- Babaheydar Location within Iran
- Coordinates: 32°19′42″N 50°28′16″E﻿ / ﻿32.32833°N 50.47111°E
- Country: Iran
- Province: Chaharmahal and Bakhtiari
- County: Farsan
- District: Babaheydar
- Established as a city: 1992

Population (2016)
- • Total: 11,202
- Time zone: UTC+3:30 (IRST)

= Babaheydar =

City in Chaharmahal and Bakhtiari province, Iran

Babaheydar (باباحيدر) (Note: Also romanized as Bāba Haīdar and Bābā Ḩeydar) is a city in, and the capital of, Babaheydar District in Farsan County, Chaharmahal and Bakhtiari province, Iran.
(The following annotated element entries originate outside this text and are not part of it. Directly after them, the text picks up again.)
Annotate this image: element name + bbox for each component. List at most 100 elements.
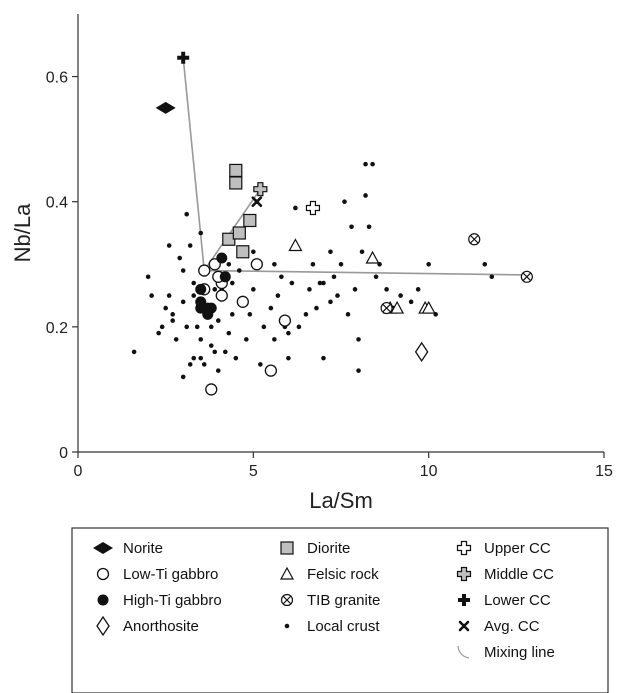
- legend-marker-dot: [284, 623, 290, 629]
- x-axis-title: La/Sm: [309, 488, 373, 513]
- legend-label: Low-Ti gabbro: [123, 566, 218, 583]
- low-ti-gabbro-point: [236, 295, 249, 308]
- local-crust-point: [187, 243, 193, 248]
- local-crust-point: [272, 337, 277, 342]
- local-crust-point: [229, 312, 235, 317]
- local-crust-point: [191, 280, 197, 286]
- local-crust-point: [222, 349, 228, 355]
- legend-label: Diorite: [307, 540, 350, 557]
- tib-granite-point: [520, 270, 533, 283]
- legend-label: Felsic rock: [307, 566, 379, 583]
- local-crust-point: [366, 224, 372, 230]
- tib-granite-point: [380, 301, 393, 315]
- local-crust-point: [212, 349, 218, 355]
- local-crust-point: [149, 293, 154, 298]
- local-crust-point: [226, 261, 232, 267]
- local-crust-point: [307, 287, 312, 292]
- local-crust-point: [173, 337, 179, 342]
- upper-cc-point: [305, 200, 321, 216]
- legend-marker-circle-filled: [97, 594, 109, 606]
- legend-label: Middle CC: [484, 566, 554, 583]
- legend-marker-diamond-filled: [93, 542, 113, 554]
- legend-marker-diamond-open: [96, 615, 110, 637]
- local-crust-point: [180, 268, 186, 273]
- plot-area: 0 5 10 15 0 0.2 0.4 0.6 La/Sm Nb/La: [10, 14, 613, 513]
- legend-label: TIB granite: [307, 592, 380, 609]
- local-crust-point: [426, 261, 431, 267]
- local-crust-point: [279, 274, 284, 280]
- local-crust-point: [303, 312, 309, 317]
- local-crust-point: [331, 274, 337, 280]
- x-tick-label: 10: [420, 463, 438, 480]
- local-crust-point: [489, 274, 495, 280]
- local-crust-point: [215, 368, 221, 373]
- x-tick-label: 5: [249, 463, 258, 480]
- local-crust-point: [258, 362, 263, 367]
- local-crust-point: [415, 287, 421, 292]
- low-ti-gabbro-point: [250, 258, 263, 271]
- local-crust-point: [286, 355, 291, 361]
- local-crust-point: [370, 161, 375, 167]
- local-crust-point: [251, 249, 256, 255]
- local-crust-point: [314, 305, 319, 311]
- anorthosite-point: [414, 341, 429, 363]
- legend-label: Lower CC: [484, 592, 551, 609]
- local-crust-point: [328, 299, 333, 305]
- legend-marker-line: [457, 645, 470, 659]
- diorite-point: [236, 245, 250, 259]
- local-crust-point: [251, 287, 256, 292]
- avg-cc-point: [251, 196, 263, 208]
- local-crust-point: [187, 362, 193, 367]
- local-crust-point: [180, 374, 186, 380]
- local-crust-point: [233, 355, 239, 361]
- legend-marker-cross-filled: [458, 594, 470, 606]
- local-crust-point: [198, 230, 204, 236]
- local-crust-point: [310, 261, 316, 267]
- local-crust-point: [212, 287, 218, 292]
- legend-marker-x-mark: [458, 620, 470, 632]
- axes-frame: [77, 14, 604, 453]
- local-crust-point: [356, 368, 361, 373]
- local-crust-point: [191, 355, 197, 361]
- data-marks: [131, 51, 533, 396]
- local-crust-point: [338, 261, 344, 267]
- local-crust-point: [272, 261, 277, 267]
- x-tick-label: 15: [595, 463, 613, 480]
- legend-marker-square-gray: [280, 541, 294, 555]
- local-crust-point: [289, 280, 295, 286]
- felsic-rock-point: [365, 250, 380, 264]
- legend-marker-cross-gray: [456, 566, 472, 582]
- legend-label: Local crust: [307, 618, 380, 635]
- local-crust-point: [170, 318, 175, 323]
- high-ti-gabbro-point: [195, 283, 207, 295]
- local-crust-point: [363, 193, 368, 198]
- local-crust-point: [356, 337, 361, 342]
- local-crust-point: [328, 249, 333, 255]
- local-crust-point: [398, 293, 403, 298]
- local-crust-point: [208, 343, 214, 348]
- norite-point: [155, 101, 176, 114]
- local-crust-point: [345, 312, 351, 317]
- legend-marker-triangle-open: [279, 566, 295, 580]
- local-crust-point: [321, 355, 326, 361]
- local-crust-point: [247, 312, 253, 317]
- local-crust-point: [275, 293, 281, 298]
- local-crust-point: [194, 324, 200, 330]
- low-ti-gabbro-point: [215, 289, 228, 302]
- felsic-rock-point: [288, 238, 303, 252]
- legend-label: High-Ti gabbro: [123, 592, 222, 609]
- local-crust-point: [226, 330, 232, 336]
- local-crust-point: [198, 337, 204, 342]
- felsic-rock-point: [390, 300, 405, 314]
- y-tick-label: 0.2: [46, 320, 68, 337]
- middle-cc-point: [253, 182, 268, 197]
- y-axis-title: Nb/La: [10, 203, 35, 262]
- local-crust-point: [159, 324, 165, 330]
- local-crust-point: [145, 274, 151, 280]
- x-tick-label: 0: [74, 463, 83, 480]
- legend-marker-circle-open: [96, 567, 110, 581]
- legend-label: Norite: [123, 540, 163, 557]
- legend: Norite Low-Ti gabbro High-Ti gabbro Anortho…: [71, 527, 609, 693]
- local-crust-point: [373, 274, 379, 280]
- diorite-point: [229, 163, 243, 178]
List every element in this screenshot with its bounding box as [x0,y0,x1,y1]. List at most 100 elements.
The village of Babaheydar was converted to a city in 1992. It served as the administrative center for Mizdej-e Olya Rural District until transferred to the city of Gujan.

==Demographics==
===Ethnicity===
The city is populated by Lurs.

===Population===
At the time of the 2006 National Census, the city's population was 10,922 in 2,245 households, when it was in the Central District. The following census in 2011 counted 11,099 people in 2,897 households. The 2016 census measured the population of the city as 11,202 people in 3,276 households, by which time it had been transferred to Babaheydar District.